Friday, September 11, 2009
Father God, on this day when we remember our fellow Americans who died in the tragedy of September 11th, we thank you that your word tells us that you are the “God of all comfort” and that you are close to the brokenhearted. We pray that the families and friends of those who were killed would experience your comfort today as they remember their loved ones.
We thank you for the courageous service of the firemen and police officers who sacrificed their lives attempting to rescue others, and we thank you for providing our town with brave men and women who protect and serve us.
We thank you for the men and women of the armed forces who have valiantly served us in fighting to protect our safety and freedom. We pray that you would grant them protection and success as they continue to fight and that they would be able to return home victoriously very soon.
Jesus taught that we should “love our enemies and pray for those who persecute us,” so we pray today for those around the world who hate America and our way of life. We pray that you would soften their hearts, as only you can, so that they would stop planning and doing destructive acts of violence.

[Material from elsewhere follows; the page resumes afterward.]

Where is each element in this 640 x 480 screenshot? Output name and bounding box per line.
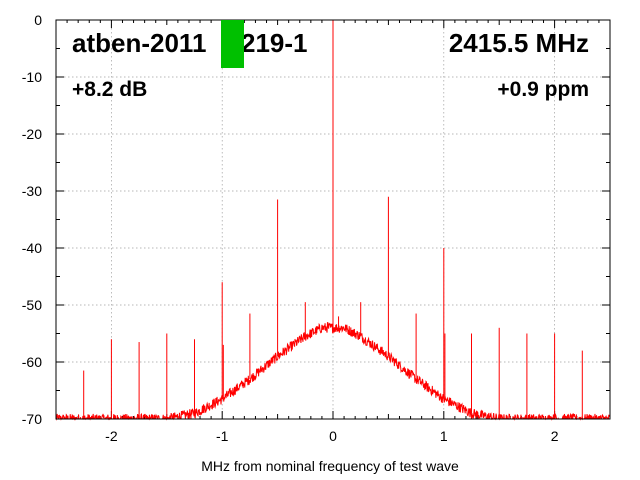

Father, as we remember the courage of our firemen, police officers, military personnel, and even our fellow citizens from Flight 93 who willingly gave their lives to save and protect others, it reminds us of the sacrificial love of your Son, Jesus, who went to the cross and gave his life so that all who treasure him might have eternal freedom, joy, and peace. We look forward to the day when he will return to wipe away every tear from our eyes and put an end to suffering and death forever.
In His Name we pray, Amen.
I am not a big computer geek. I know my way around the stuff I need and that's about it. Up until the past year or so, all I needed was email and an occasional Google now and then. No big deal, completely under control.
Then, I found Facebook. It was a complete accident, honest. I had a friend from elementary school find me. He had a huge crush on me in the sixth grade. When our class picture was taken he wasn't looking at the camera, yep, you guessed it, he was looking at ME! Well, you can imagine the load of crap I took for that for the rest of the year. I'm pretty sure he had a load to deal with too. Anyway, I accidentally (I promise) signed up for Facebook in order to respond to him. Then, as you all know, the friend requests started pouring in. I was hooked.
The addiction just got worse this past January when I joined Etsy. Oh, had I known what I was getting into! Oh, who am I kidding, I still would've joined! I love Etsy. I love selling my hats and mostly, I love all the girls that I have "met" in a chat thread called TeamCAC. They are my peeps and I love them. I chat in the morning, the afternoon, the evening, weekends... See my problem?
And since I possess little to no self control, it takes A LOT to get me off this darn laptop! My poor husband may not get dinner. The kids may be sent outside to play so I can "concentrate". The baby just might have to chatter in his crib for five more minutes. Just ONE MORE THING! Then, I'll be done. Yea, right.
I'm hopeless. I accept that. But, I did survive the night without my drug of choice, my Mac. I did get to create some new designs. I did enjoy some family time. I even got to bed at a decent hour.
Balance, that's what I need. I'll keep working on it.
Thursday, September 10, 2009
So get set, because you are going to be the ones to hear me whine and gripe about the kids, hear me squeal with delight when something great happens, and listen to my own private thoughts, whenever I actually have a quiet moment to gather them.
So, get ready girls, the ride is about to start!